Los analistas que hablan del peligro que supone la nueva guerra en Oriente Próximo deberían pensar más sobre el terreno. La preocupación por el tablero global se interpreta más como un asunto propio de occidente, que parece reconocer su ineficacia o su impotencia. La batalla larvada entre las democracias y las autocracias explica hoy este temor galopante de esta parte del mundo. Nada parece detenerse ante cierta ola de autoritarismo que apela a las emociones, a las viejas glorias o a las narraciones míticas, mucho más que a la razón y el conocimiento científico. De pronto, el eco de la sangre antigua parece reverberar en los muros de lo que creíamos progreso.

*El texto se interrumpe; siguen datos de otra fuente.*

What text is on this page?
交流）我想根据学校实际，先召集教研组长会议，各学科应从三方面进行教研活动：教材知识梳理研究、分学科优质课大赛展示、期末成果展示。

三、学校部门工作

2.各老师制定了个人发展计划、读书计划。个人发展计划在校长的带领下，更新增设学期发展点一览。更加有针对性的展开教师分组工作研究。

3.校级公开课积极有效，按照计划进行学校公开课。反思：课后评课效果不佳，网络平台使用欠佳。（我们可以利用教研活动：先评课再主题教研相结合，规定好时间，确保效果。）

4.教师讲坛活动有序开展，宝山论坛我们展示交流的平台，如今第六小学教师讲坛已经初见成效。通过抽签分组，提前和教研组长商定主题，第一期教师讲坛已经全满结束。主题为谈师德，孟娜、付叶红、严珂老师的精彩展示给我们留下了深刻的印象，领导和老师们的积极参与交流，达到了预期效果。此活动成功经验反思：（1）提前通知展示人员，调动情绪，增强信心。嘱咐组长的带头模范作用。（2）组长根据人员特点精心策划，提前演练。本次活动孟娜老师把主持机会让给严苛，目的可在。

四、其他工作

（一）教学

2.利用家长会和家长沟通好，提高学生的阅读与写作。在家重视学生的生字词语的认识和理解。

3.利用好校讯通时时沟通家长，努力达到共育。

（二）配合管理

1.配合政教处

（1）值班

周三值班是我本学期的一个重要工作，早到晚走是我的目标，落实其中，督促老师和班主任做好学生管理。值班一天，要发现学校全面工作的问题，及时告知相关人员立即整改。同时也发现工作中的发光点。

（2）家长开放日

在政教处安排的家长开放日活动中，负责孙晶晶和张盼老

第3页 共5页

Por supuesto que la cambiante geopolítica actual, el dudoso equilibrio del nuevo orden, las inestabilidades que nos aquejan, no pueden obviar el surgimiento de conflictos bélicos como el de Ucrania y Oriente Medio. Por supuesto que ya sabemos a estas alturas que todo está interrelacionado, que nada, o muy poco, puede interpretarse como un conflicto regional. Pero también son conflictos regionales que afectan a poblaciones muy concretas, que son las que sufren y mueren, más allá de las repercusiones geopolíticas y económicas que tanto mencionan los políticos occidentales. No todo puede medirse desde nuestra óptica, ni interpretarse por los efectos que pueda tener sobre nosotros. En estos días, se nos llena la boca con menciones al derecho internacional. Pero no acaba de sustanciarse adecuadamente esta afirmación.

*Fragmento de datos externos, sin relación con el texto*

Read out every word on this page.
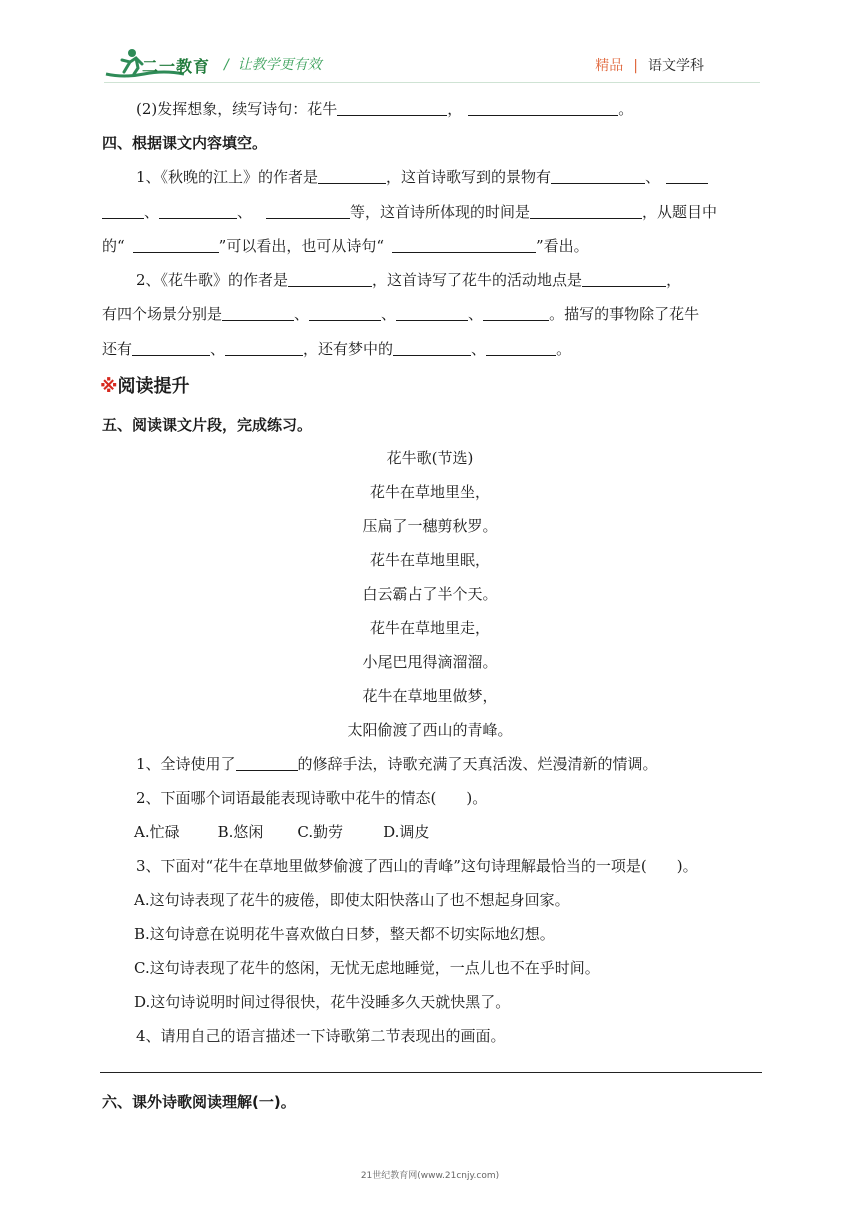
二一教育 /  让教学更有效	精品 | 语文学科
(2)发挥想象，续写诗句：花牛	，	。
四、根据课文内容填空。
1、《秋晚的江上》的作者是	，这首诗歌写到的景物有	、
、	、	等，这首诗所体现的时间是	，从题目中
的“	”可以看出，也可从诗句“	”看出。
2、《花牛歌》的作者是	，这首诗写了花牛的活动地点是	，
有四个场景分别是	、	、	、	。描写的事物除了花牛
还有	、	，还有梦中的	、	。
※阅读提升
五、阅读课文片段，完成练习。
花牛歌(节选)
花牛在草地里坐，
压扁了一穗剪秋罗。
花牛在草地里眠，
白云霸占了半个天。
花牛在草地里走，
小尾巴甩得滴溜溜。
花牛在草地里做梦，
太阳偷渡了西山的青峰。
1、全诗使用了	的修辞手法，诗歌充满了天真活泼、烂漫清新的情调。
2、下面哪个词语最能表现诗歌中花牛的情态(　　)。
A.忙碌	B.悠闲 C.勤劳	D.调皮
3、下面对“花牛在草地里做梦偷渡了西山的青峰”这句诗理解最恰当的一项是(　　)。
A.这句诗表现了花牛的疲倦，即使太阳快落山了也不想起身回家。
B.这句诗意在说明花牛喜欢做白日梦，整天都不切实际地幻想。
C.这句诗表现了花牛的悠闲，无忧无虑地睡觉，一点儿也不在乎时间。
D.这句诗说明时间过得很快，花牛没睡多久天就快黑了。
4、请用自己的语言描述一下诗歌第二节表现出的画面。
六、课外诗歌阅读理解(一)。
21世纪教育网(www.21cnjy.com)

Antes que pensar en la propagación de los conflictos conviene pensar en sus escenarios actuales. Algunos, como el de Oriente Próximo, sin solución desde hace décadas, y con el peligro implícito de estallidos muy virulentos, como el que acaba de suceder hace unos días. Resulta difícil asimilar la barbarie a este momento de la historia, en el que nos creemos próximos a la razón y a la ciencia, por encima de las elaboraciones míticas y las construcciones épicas de los pueblos. Sin embargo, es una ilusión. El miedo al otro, a veces sustanciado en la violencia y a menudo en un lenguaje directo y sin matices, que alimenta odios y venganzas que recorren el espinazo de la historia, sigue siendo utilizado como argumento para encender conflictos. 

Es difícil contemplar lo que está sucediendo en Oriente Próximo, tras las incursiones de Hamás y los bombardeos de Israel sobre la franja de Gaza, sin sentir una sensación de frustración e impotencia, y, desde luego, cierta vergüenza de pertenecer a la especie humana. Este es un sentimiento que, a buen seguro, alberga gran parte de la población mundial que contempla este conflicto, servido con todo lujo de detalles a la hora de comer y de cenar. 

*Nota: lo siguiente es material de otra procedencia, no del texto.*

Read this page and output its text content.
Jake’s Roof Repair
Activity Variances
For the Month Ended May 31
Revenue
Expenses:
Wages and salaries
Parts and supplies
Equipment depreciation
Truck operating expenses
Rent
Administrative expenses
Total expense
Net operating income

Ahí está el género humano avergonzándose de sí mismo por una impotencia justificada, la impotencia de la gente corriente, pero, mucho me temo, por una impotencia que afecta también a la clase política y a los liderazgos mundiales. Y ahí está la urgente Cumbre de Egipto para demostrarlo. Buenas palabras, de nuevo, sobre el largo conflicto, pero una vez más sin la fuerza suficiente para detener lo que la razón no justifica en modo alguno, lo que no se comprende desde el espíritu humano, lo que sigue bebiendo de esa estética apocalíptica que nos remite a la sangre antigua y al lenguaje de la tribu, al exceso de mitos y de símbolos que anulan la verdad y la pequeñez de la vida doméstica, la única verdadera, el lugar del amor y la protección frente a las terribles historias que nos envuelven y a veces nos aniquilan. 

El concepto de Choque de Civilizaciones (al que se opuso, en cierto modo, aquel de Zapatero, Alianza de Civilizaciones) ha hecho fortuna en algunos sectores académicos. Es un concepto simplista, que vive del maniqueísmo contemporáneo, y que tiende a confundir la manipulación cultural y la utilización identitaria como arma arrojadiza con el peso verdadero de las culturas de los pueblos. No se puede vivir contra el otro, simplemente. Todos coinciden ya en que el aumento de las posturas políticas extremas o radicales, más que el choque cultural, ha agudizado verdaderamente este conflicto.